The road from Tríkala northwest to Kalambáka is mesmerisingly boring – until suddenly out of nowhere a forest of sandstone pillars appears, rising straight up from the valley floor. Eroded, iron grey and water scarred, their sometimes stubby, sometimes pointed pinnacles are visible for miles, and from a distance they look as two-dimensional as a cartoon backdrop.
More than 800 smooth and windswept rocks, some over 360m high cover 20km2. Geologists drily call it debris left over from a primeval river delta that the earth pushed up to create a lofty, fault-filled plateau 60 million years ago, but it’s really the mighty Pindus range’s last and greatest conjuring trick, a spectacular geographical non sequitur, before it releases its spell on the landscape and subsides into the dull Thessalian plain.
Even if monks of old had not built in its improbable recesses and on its inaccessible peaks, the area would still be visited for the sheer grandeur of its scenery.

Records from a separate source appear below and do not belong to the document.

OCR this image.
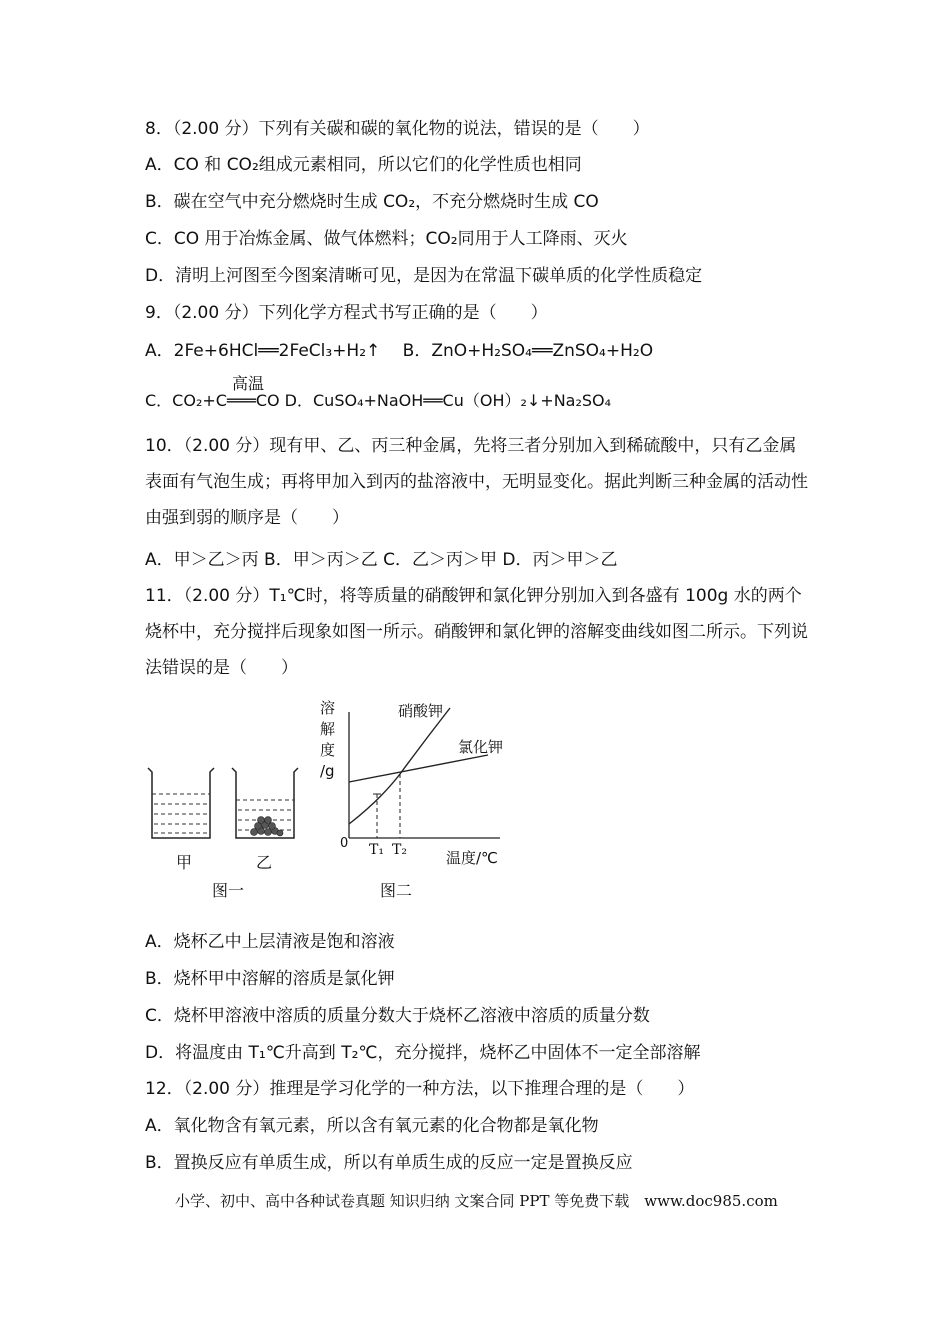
8．（2.00 分）下列有关碳和碳的氧化物的说法，错误的是（　　）
A．CO 和 CO₂组成元素相同，所以它们的化学性质也相同
B．碳在空气中充分燃烧时生成 CO₂，不充分燃烧时生成 CO
C．CO 用于冶炼金属、做气体燃料；CO₂同用于人工降雨、灭火
D．清明上河图至今图案清晰可见，是因为在常温下碳单质的化学性质稳定
9．（2.00 分）下列化学方程式书写正确的是（　　）
A．2Fe+6HCl══2FeCl₃+H₂↑　 B．ZnO+H₂SO₄══ZnSO₄+H₂O
高温
C．CO₂+C═══CO D．CuSO₄+NaOH══Cu（OH）₂↓+Na₂SO₄
10．（2.00 分）现有甲、乙、丙三种金属，先将三者分别加入到稀硫酸中，只有乙金属表面有气泡生成；再将甲加入到丙的盐溶液中，无明显变化。据此判断三种金属的活动性由强到弱的顺序是（　　）
A．甲＞乙＞丙 B．甲＞丙＞乙 C．乙＞丙＞甲 D．丙＞甲＞乙
11．（2.00 分）T₁℃时，将等质量的硝酸钾和氯化钾分别加入到各盛有 100g 水的两个烧杯中，充分搅拌后现象如图一所示。硝酸钾和氯化钾的溶解变曲线如图二所示。下列说法错误的是（　　）
甲	乙
图一	图二
溶
解
度
/g
0 T₁ T₂	温度/℃
硝酸钾
氯化钾
A．烧杯乙中上层清液是饱和溶液
B．烧杯甲中溶解的溶质是氯化钾
C．烧杯甲溶液中溶质的质量分数大于烧杯乙溶液中溶质的质量分数
D．将温度由 T₁℃升高到 T₂℃，充分搅拌，烧杯乙中固体不一定全部溶解
12．（2.00 分）推理是学习化学的一种方法，以下推理合理的是（　　）
A．氧化物含有氧元素，所以含有氧元素的化合物都是氧化物
B．置换反应有单质生成，所以有单质生成的反应一定是置换反应
小学、初中、高中各种试卷真题 知识归纳 文案合同 PPT 等免费下载　www.doc985.com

Meteora (Μετέωρα) means ‘things hovering in the air’ – as in meteor – as apt a name for the rocks themselves as it is for the stupendous and unforgettable monasteries that crown them. Hiking among the rocks is magical, and, if you’re very lucky, you might see a critically endangered Egyptian vulture – one of the last breeding pairs nests in the pinnacles.
Two villages provide the closest base for visiting: big bustling Kalambáka (Καλαμπάκα), formerly the Byzantine town of Stagoi, renamed ‘strong castle’ kale mpak in Turkish – but burned to the ground by the Germans in 1943 – and traditional, smaller Kastráki (Καστράκι) closer to the monasteries. It is marvellously photogenic, but what you won’t see in most pictures are the dozens of tour buses parked under each monastery and the long snaking queues trundling up the steps. Try to go early in the day or out of season.
The magical setting first attracted people 130,000 years ago; the cave of Theópetra (3km south of Kalambáka) is famous for its extraordinarily long period of human habitation. But what is bizarre, given the ancient Greek penchant for telling stories about every river, spring and mountain, is that, as far as anyone knows, Meteora was never mentioned in antiquity. Not once. It was, however, a magnet for spiritual athletes: a ragtag group of misanthropic hermits came seeking salvation in Meteora’s clefts and caves, perhaps as early as the 8th century ad, although no one mentioned them until the 11th century.
A small proto-monastic community developed at Doúpiani (present-day Kastráki), and built a small church to serve their few communal liturgical needs. Then, in 1336, Athanásios, a monk from Athos, founded the Great Meteora, the first monastery set at the very summit of the pinnacles themselves. This and subsequent monasteries were coenobitic, which stressed hierarchical communal living – the kind of monasticism preferred by the Orthodox church to wild-eyed hermits in lonely caves who often ignored or, worse, challenged the church’s authority and its more worldly approach to salvation.
As these grander monuments to Orthodoxy sprang up, the hermits might have been forgiven for doubting whether the absence of solitude and conspicuous wealth made Holy Contemplation any easier. The monasteries got an improbable boost in the Middle Ages during the shortlived Serbian interlude in Thessaly, thanks to the piety of their kings. Under the Ottomans, after serious initial setbacks, Meteora recovered and by the reign of Suleiman the Magnificent (1520–66) there were 13 substantial monasteries, replete with wooden galleries, corniced rooftops, and frescoed katholikóns, along with 20 smaller establishments.
The second most important clutch of Orthodox monasteries after Athos itself, they were well endowed by princes hoping for salvation, owning lands as far away as Moldavia and Wallachia. Ironically, their decline began with Greek independence in 1830. The new state did not include Thessaly, leaving the monasteries suspended in the Ottoman Empire, as many monks abandoned them for the new Greek state. The six survivors (two are now convents), the massif and the village of Kastráki are now a UNESCO World Heritage Site, but Meteora’s renaissance as a megatourist attraction has a downside.
If the mere fact of coenobitic monasticism made contemplation difficult early on, then any monk at today’s Meteora is surely facing an uphill battle to sanctity, guarding the door against insensitive tourists with uncovered knees, and flogging postcards, icons and tourist tat. The fact that they now charge admission emphasises the fact that these once vital monasteries have become museums, glorious paeans to things that once were and never will be again.